Writers are largely preoccupied with words, rolling them around like unpolished rocks in our minds and on the page until smooth, glistening sentences emerge. For some, it can take a painstaking amount of time to determine whether the leaves on a tree are evergreen or olive-hued. My low point arrived when I had a heated internal debate over whether or not a tapenade could be “slathered.”
Despite being control-freak wordsmiths, though, we have almost no control over the most important word in our lives: our name.
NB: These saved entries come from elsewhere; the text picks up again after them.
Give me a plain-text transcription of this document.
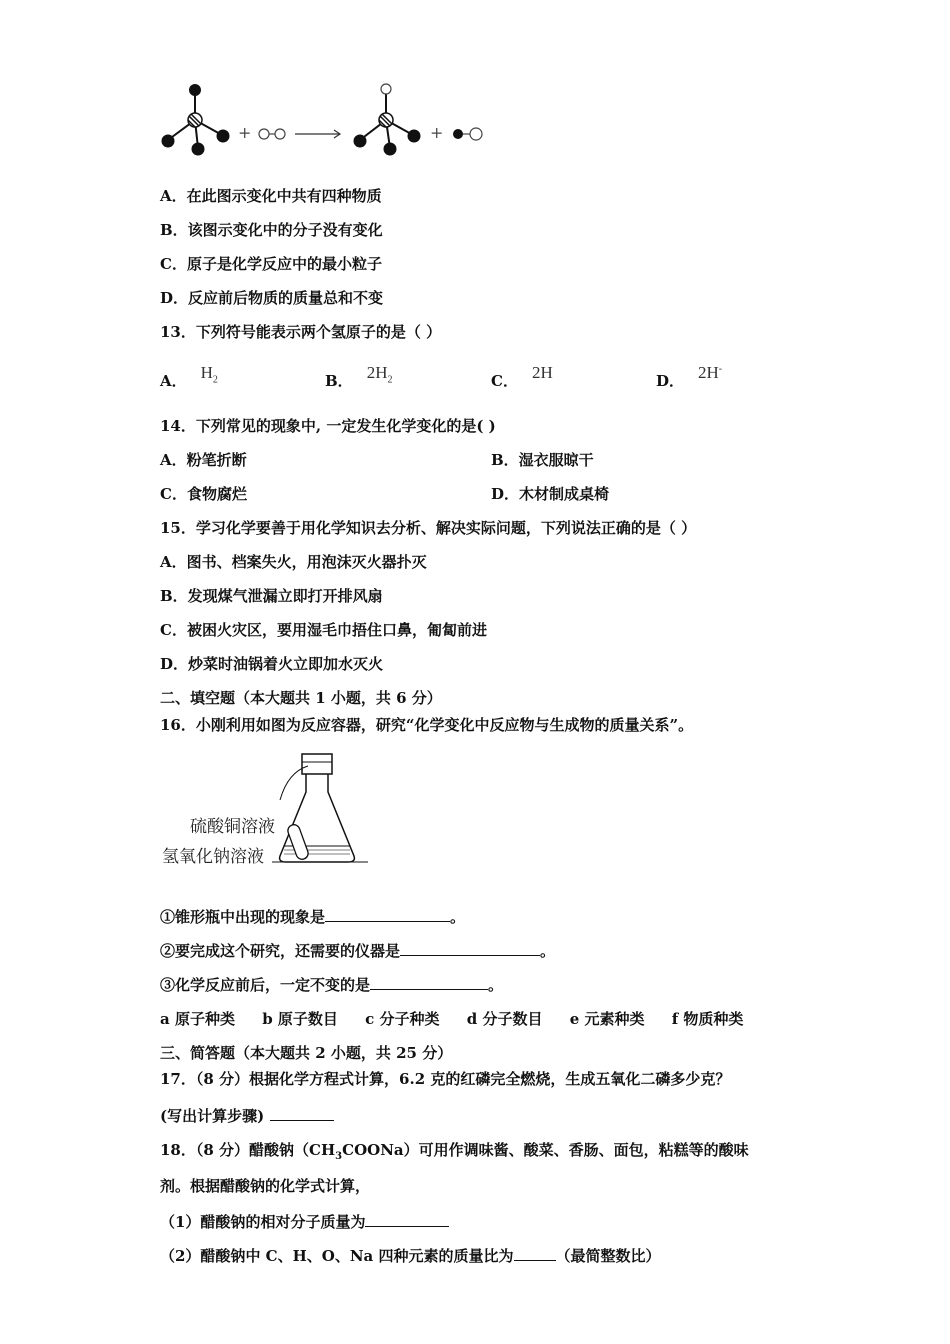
+	+
A．在此图示变化中共有四种物质
B．该图示变化中的分子没有变化
C．原子是化学反应中的最小粒子
D．反应前后物质的质量总和不变
13．下列符号能表示两个氢原子的是（ ）
A． $H_2$	B． $2H_2$	C． 2H	D． 2H-
14．下列常见的现象中, 一定发生化学变化的是( )
A．粉笔折断	B．湿衣服晾干
C．食物腐烂	D．木材制成桌椅
15．学习化学要善于用化学知识去分析、解决实际问题，下列说法正确的是（ ）
A．图书、档案失火，用泡沫灭火器扑灭
B．发现煤气泄漏立即打开排风扇
C．被困火灾区，要用湿毛巾捂住口鼻，匍匐前进
D．炒菜时油锅着火立即加水灭火
二、填空题（本大题共 1 小题，共 6 分）
16．小刚利用如图为反应容器，研究“化学变化中反应物与生成物的质量关系”。
硫酸铜溶液
氢氧化钠溶液
①锥形瓶中出现的现象是	。
②要完成这个研究，还需要的仪器是	。
③化学反应前后，一定不变的是	。
a 原子种类 b 原子数目 c 分子种类 d 分子数目 e 元素种类 f 物质种类
三、简答题（本大题共 2 小题，共 25 分）
17．（8 分）根据化学方程式计算，6.2 克的红磷完全燃烧，生成五氧化二磷多少克？
(写出计算步骤)
18．（8 分）醋酸钠$(CH_3COONa)$可用作调味酱、酸菜、香肠、面包，粘糕等的酸味
剂。根据醋酸钠的化学式计算，
（1）醋酸钠的相对分子质量为
（2）醋酸钠中 C、H、O、Na 四种元素的质量比为	（最简整数比）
There’s no mental ping-pong over what we’d like to be called happening in utero, no roundtable discussion with fellow crying newborns in the nursery about whether we should be called “Arthur” or “Arlo.”
I’ve been deeply fascinated with names since I was a child—their cadence and candor, how they flit off of the tongue—and how powerful they can be. My childhood stories hammered out on a chunky Royal typewriter were filled with elaborately noir-named female detectives (Thora Marigold Dell) and anthropomorphic unicorns with Victorian surnames (Cornelius Thurston Vandenberg). A pair of Norwegian Elkhounds I raised as a child were christened with long, rambling pedigree names (Sophia Amalie Adelheide and Kristian Thor Gunnar) more befitting a royal toddler than a fuzzy sidekick.